Смерть сильно обезобразила ее черты. Лицо пожелтело, опухло, местами на коже уже начали проступать трупные пятна, рот приоткрылся, глаза ввалились. Но отдаленное сходство с моей студенткой еще просматривалось. Эх, Дорис Крама! Имя себе другое выбрала, из родного города уехала, наверняка поставила крест на личной жизни – и для чего? От судьбы, как известно, не уйдешь. Вот не написано тебе на роду быть некромантом – и пожалуйста, результат.
Стараясь дышать через раз – в спертом воздухе храма вонь ощущалась сильнее – осмотрел тело. Сам не знаю, чего ожидал увидеть – следы удавки на шее или перерезанное горло, распоротый живот или другие признаки насильственной смерти, но ничего. Совсем ничего.
– Известно, кто и когда обнаружил тело?
– Э-э… – монах-«смертник» покосился на пра Михаря. – Примерно восемь или уже девять дней тому назад в ратушу прибежал Сайка Брыль из Кузнечного переулка и стал кричать, что видел мертвое тело на огороде. Пошли за ним, отыскали… вот ее… После чего сообщили в ратушу и градоправителю. А уж он сделал все остальное. Мы только гроб предоставили и выставили тело в храме. Ну, и молились за упокой ее души.
– Спасибо вам, – с чувством сказал пожилой мужчина и неловко сунул монаху несколько грошей. – А когда мы можем ее забрать?
– Слово за нашими экспертами.
– Что вы думаете, коллега? – преувеличенно-вежливо поинтересовался пра Михарь.

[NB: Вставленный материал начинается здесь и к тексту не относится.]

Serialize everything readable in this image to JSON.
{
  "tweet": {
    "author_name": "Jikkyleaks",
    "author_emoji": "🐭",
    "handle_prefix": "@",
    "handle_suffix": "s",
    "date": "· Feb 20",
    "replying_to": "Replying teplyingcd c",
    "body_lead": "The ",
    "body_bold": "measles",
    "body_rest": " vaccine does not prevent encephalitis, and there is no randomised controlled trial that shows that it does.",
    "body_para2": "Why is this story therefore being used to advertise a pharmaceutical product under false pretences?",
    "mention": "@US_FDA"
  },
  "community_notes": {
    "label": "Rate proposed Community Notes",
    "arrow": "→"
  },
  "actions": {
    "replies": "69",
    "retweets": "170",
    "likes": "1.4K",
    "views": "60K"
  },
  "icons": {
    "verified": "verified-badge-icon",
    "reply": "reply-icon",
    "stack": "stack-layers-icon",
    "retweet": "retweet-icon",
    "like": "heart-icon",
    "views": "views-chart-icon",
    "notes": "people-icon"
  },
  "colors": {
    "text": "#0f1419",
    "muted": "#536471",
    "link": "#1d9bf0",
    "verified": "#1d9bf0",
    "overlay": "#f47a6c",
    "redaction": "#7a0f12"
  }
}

– Думаю, – я последний раз окинул взглядом тело, провел ладонью по ее животу, силясь сквозь одежду угадать, нет ли тут каких-то ран. – Думаю, что смерть наступила дней десять назад. То есть, примерно за сутки или двое до того, как ее нашли. Она была в этой одежде?
– Да, – монах от возмущения расправил плечи и вроде как стал выше ростом. – Мы никогда не берем себе ничего из добра покойников.
– Понятно. А где этот Кузнечный переулок? Далеко от Вороньего?
– Да рядышком.
Требуя пояснений, присел на корточки, на камнях ножом выскреб план города – многоножку с разноразмерными лапами. Ткнул в одну из них ножом – мол, вот тут Вороний переулок. А Кузнечный…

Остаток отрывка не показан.